Marketing Translated Literature: High-cost but Compelling Approach

By Bruce Humes, published

Just got the following email from a publisher of translated contemporary Arabic literature:

Email content

Pretty impressive: One-click access to video of author speaking (in Arabic with English sub-titles) about the novel; lengthy English-language extract; background info about the author; link to publisher's blog where one can find some authors personally reading their work, etc.

Has any publisher of Chinese literature in translation done something along these lines?

Comments

# 1.   

No! I've been telling everyone who would listen, for like the last decade, that they should shell out for subtitled video interviews of authors. Lots of smiles, lots of nods, not one publisher or government agency has done it.

Those who would actually want this content don't have the resources to produce it. Those who have the resources, don't want it.

Eric Abrahamsen, February 7, 2020, 5:25a.m.

# 2.   

We trialled the approached a while ago (https://www.youtube.com/watch?v=TauJQQOkkWU). your right @Bruce, it is very resource intensive, especially to get it looking professional. It's also tough to get a proper RoI on it if you don't have an platform to push the videos out there and in front of eyeballs.

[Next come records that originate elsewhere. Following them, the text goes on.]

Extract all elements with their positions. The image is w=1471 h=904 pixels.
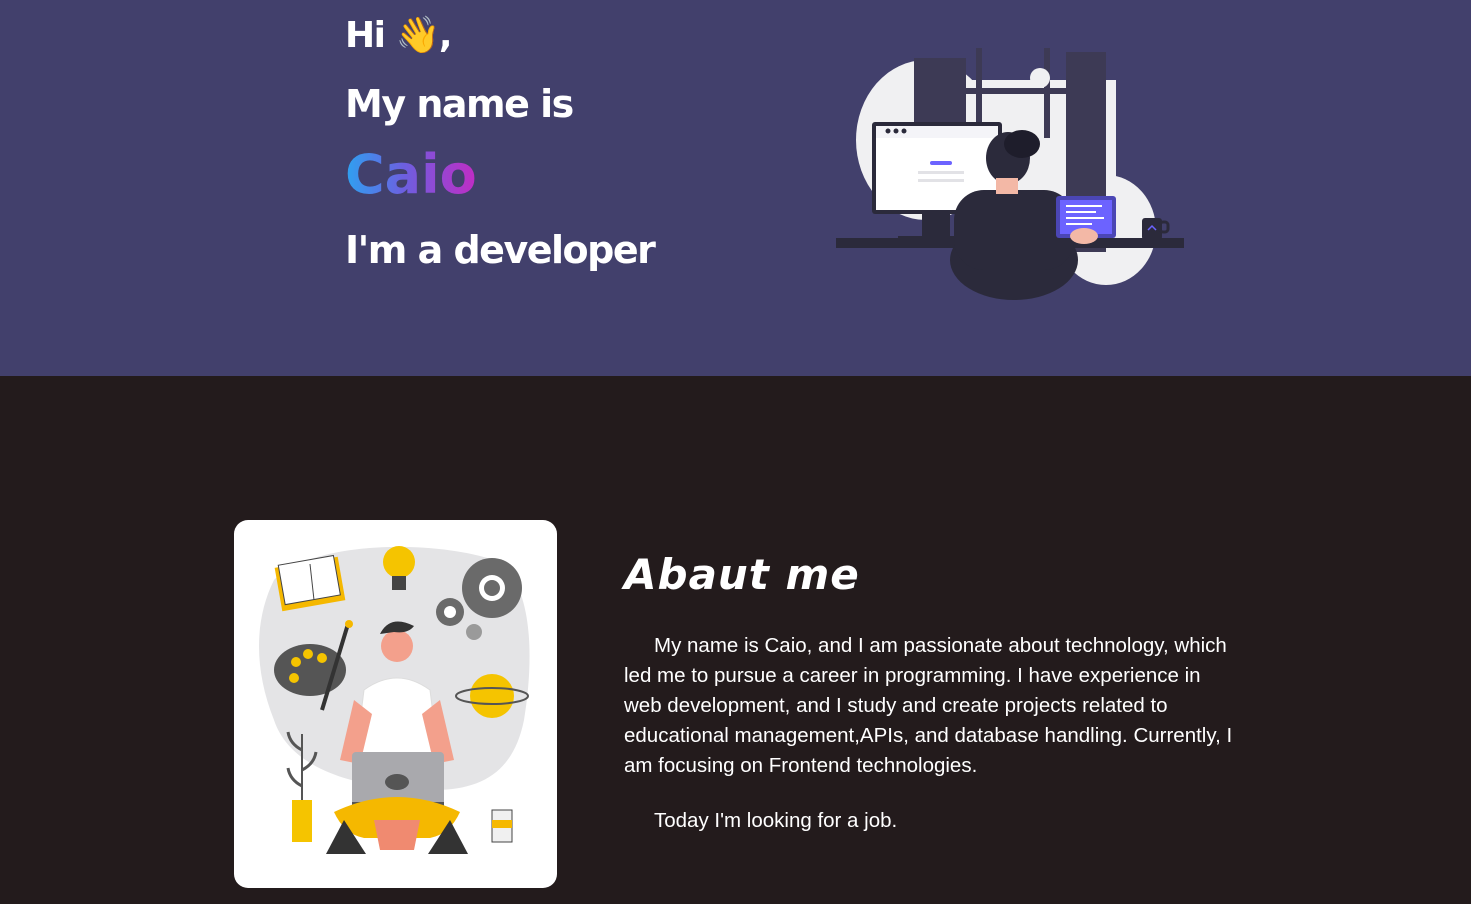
about-paragraph: My name is Caio, and I am passionate abo… (624, 634, 1233, 777)
about-title: Abaut me (624, 550, 860, 599)
about-section: Abaut me My name is Caio, and I am passi… (0, 376, 1471, 904)
about-description: My name is Caio, and I am passionate abo… (624, 631, 1234, 836)
hero-section: Hi 👋, My name is Caio I'm a developer (0, 0, 1471, 376)
about-illustration-card (234, 520, 557, 888)
about-paragraph: Today I'm looking for a job. (654, 809, 898, 832)
greeting: Hi 👋, (345, 15, 453, 56)
name-intro: My name is (345, 82, 574, 126)
role-text: I'm a developer (345, 228, 656, 272)
name-highlight: Caio (345, 143, 477, 206)
developer-at-desk-illustration (836, 48, 1184, 300)
creative-developer-illustration (259, 546, 530, 854)
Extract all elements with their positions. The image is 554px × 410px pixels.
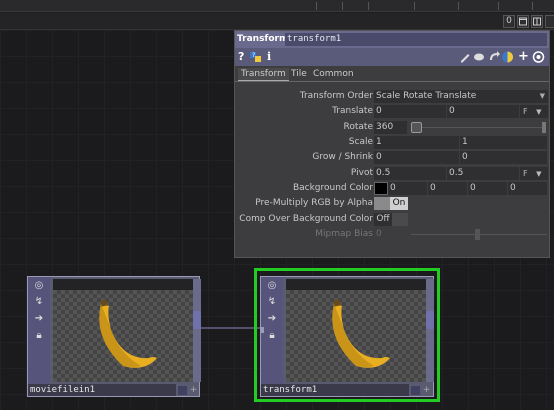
banana-image [99,299,157,368]
node-side-bar: ◎ ↯ ➔ 🔒︎ [261,277,283,384]
node-flag-icon[interactable] [411,386,420,395]
node-top-strip [286,279,426,290]
node-name-label[interactable]: transform1 [261,384,409,396]
node-moviefilein[interactable]: ◎ ↯ ➔ 🔒︎ moviefilein1 + [27,276,201,397]
node-side-bar: ◎ ↯ ➔ 🔒︎ [28,277,50,384]
bypass-icon[interactable]: ↯ [33,296,45,308]
node-top-strip [53,279,193,290]
display-icon[interactable]: ➔ [266,313,278,325]
lock-icon[interactable]: 🔒︎ [266,330,278,342]
output-connector[interactable] [426,311,434,329]
node-viewer [286,290,426,382]
node-name-label[interactable]: moviefilein1 [28,384,176,396]
banana-image [332,299,390,368]
node-transform[interactable]: ◎ ↯ ➔ 🔒︎ transform1 + [260,276,434,397]
display-icon[interactable]: ➔ [33,313,45,325]
viewer-icon[interactable]: ◎ [33,280,45,292]
node-right-strip [426,279,434,382]
input-connector[interactable] [261,327,264,333]
add-icon[interactable]: + [189,386,198,395]
output-connector[interactable] [193,311,201,329]
add-icon[interactable]: + [422,386,431,395]
bypass-icon[interactable]: ↯ [266,296,278,308]
node-flag-icon[interactable] [178,386,187,395]
node-viewer [53,290,193,382]
viewer-icon[interactable]: ◎ [266,280,278,292]
node-right-strip [193,279,201,382]
lock-icon[interactable]: 🔒︎ [33,330,45,342]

That being said, I haven't given up, we have small projects here and there that we are trying, keep an eye out for some Zhou Daxin content coming out in May ;).

Daniel li (ACA), February 7, 2020, 12:12p.m.

# 3.   

That's great news, Daniel! For the record, I think the people paying for this ought to be the Chinese government (in one form or another), but if you guys can make it work, that's awesome as well. Also cf University of Oklahoma's "book trailer" for Sandalwood Death.

Eric Abrahamsen, February 7, 2020, 4:12p.m.